30th anniversary of the PACH Clinic
A lot has changed since 1988 for those with congenital heart defects, but the team approach to care has remained a constant.
When the Pacific Adult Congenital Heart (PACH) Clinic first opened its doors 30 years ago at Shaughnessy Hospital, patients were slow to come. Children born with serious congenital heart defects (CHD) rarely survived into adulthood at that time. But with medical advances, better surgical techniques and interventional cardiology, that has changed dramatically over the past three decades. Now more than 90 per cent of patients with CHD reach adulthood.
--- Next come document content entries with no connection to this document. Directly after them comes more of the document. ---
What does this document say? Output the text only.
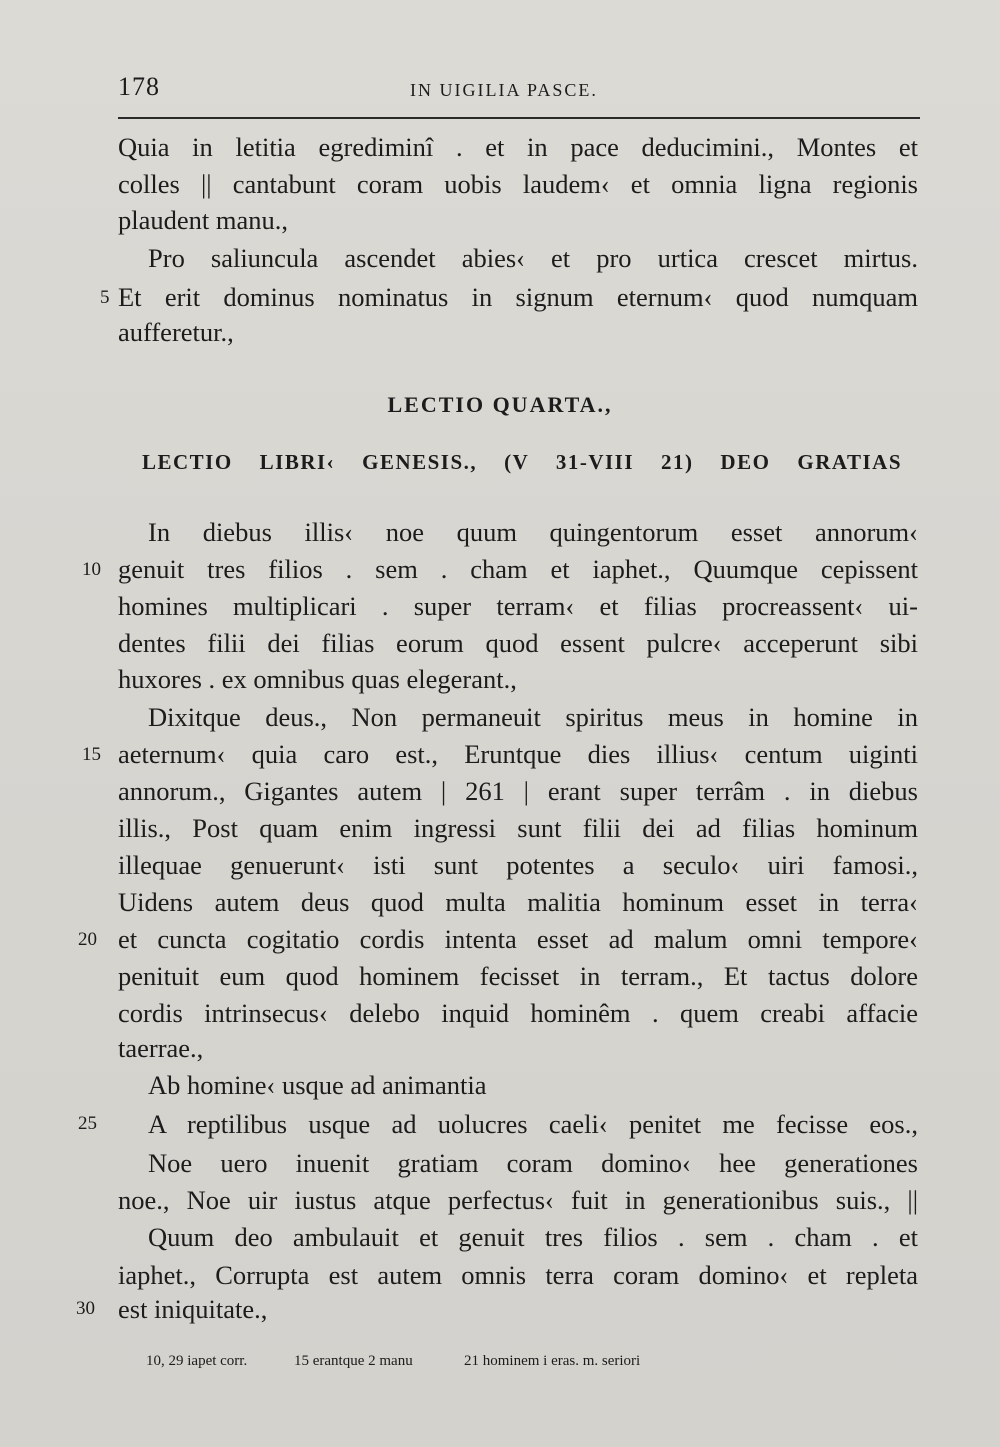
178	IN UIGILIA PASCE.
Quia in letitia egrediminî . et in pace deducimini., Montes et
colles || cantabunt coram uobis laudem‹ et omnia ligna regionis
plaudent manu.,
Pro saliuncula ascendet abies‹ et pro urtica crescet mirtus.
Et erit dominus nominatus in signum eternum‹ quod numquam
aufferetur.,
LECTIO QUARTA.,
LECTIO LIBRI‹ GENESIS., (V 31-VIII 21) DEO GRATIAS
In diebus illis‹ noe quum quingentorum esset annorum‹
genuit tres filios . sem . cham et iaphet., Quumque cepissent
homines multiplicari . super terram‹ et filias procreassent‹ ui-
dentes filii dei filias eorum quod essent pulcre‹ acceperunt sibi
huxores . ex omnibus quas elegerant.,
Dixitque deus., Non permaneuit spiritus meus in homine in
aeternum‹ quia caro est., Eruntque dies illius‹ centum uiginti
annorum., Gigantes autem | 261 | erant super terrâm . in diebus
illis., Post quam enim ingressi sunt filii dei ad filias hominum
illequae genuerunt‹ isti sunt potentes a seculo‹ uiri famosi.,
Uidens autem deus quod multa malitia hominum esset in terra‹
et cuncta cogitatio cordis intenta esset ad malum omni tempore‹
penituit eum quod hominem fecisset in terram., Et tactus dolore
cordis intrinsecus‹ delebo inquid hominêm . quem creabi affacie
taerrae.,
Ab homine‹ usque ad animantia
A reptilibus usque ad uolucres caeli‹ penitet me fecisse eos.,
Noe uero inuenit gratiam coram domino‹ hee generationes
noe., Noe uir iustus atque perfectus‹ fuit in generationibus suis., ||
Quum deo ambulauit et genuit tres filios . sem . cham . et
iaphet., Corrupta est autem omnis terra coram domino‹ et repleta
est iniquitate.,
5
10
15
20
25
30
10, 29 iapet corr.	15 erantque 2 manu	21 hominem i eras. m. seriori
The PACH Clinic, housed at St. Paul’s Hospital since 1993, has more than 3000 active patients from around the province, and is growing rapidly every year. There is also a specialized clinic to support pregnant women with heart conditions. The team includes cardiologists, cardiac surgeons, cardiac radiologists, nurses, psychologists and social workers with specific training and knowledge of adult CHD. The majority of these patients will require lifelong cardiac-focused medical care and repeat cardiac surgery or interventional procedures. The team approach, pioneered at the PACH Clinic, is integral to optimizing the health of this complex patient population. To accommodate the growing population of adults with CHD, a closer-to-home care model is being explored as a way to bring adult congenital cardiology services to additional communities throughout the province.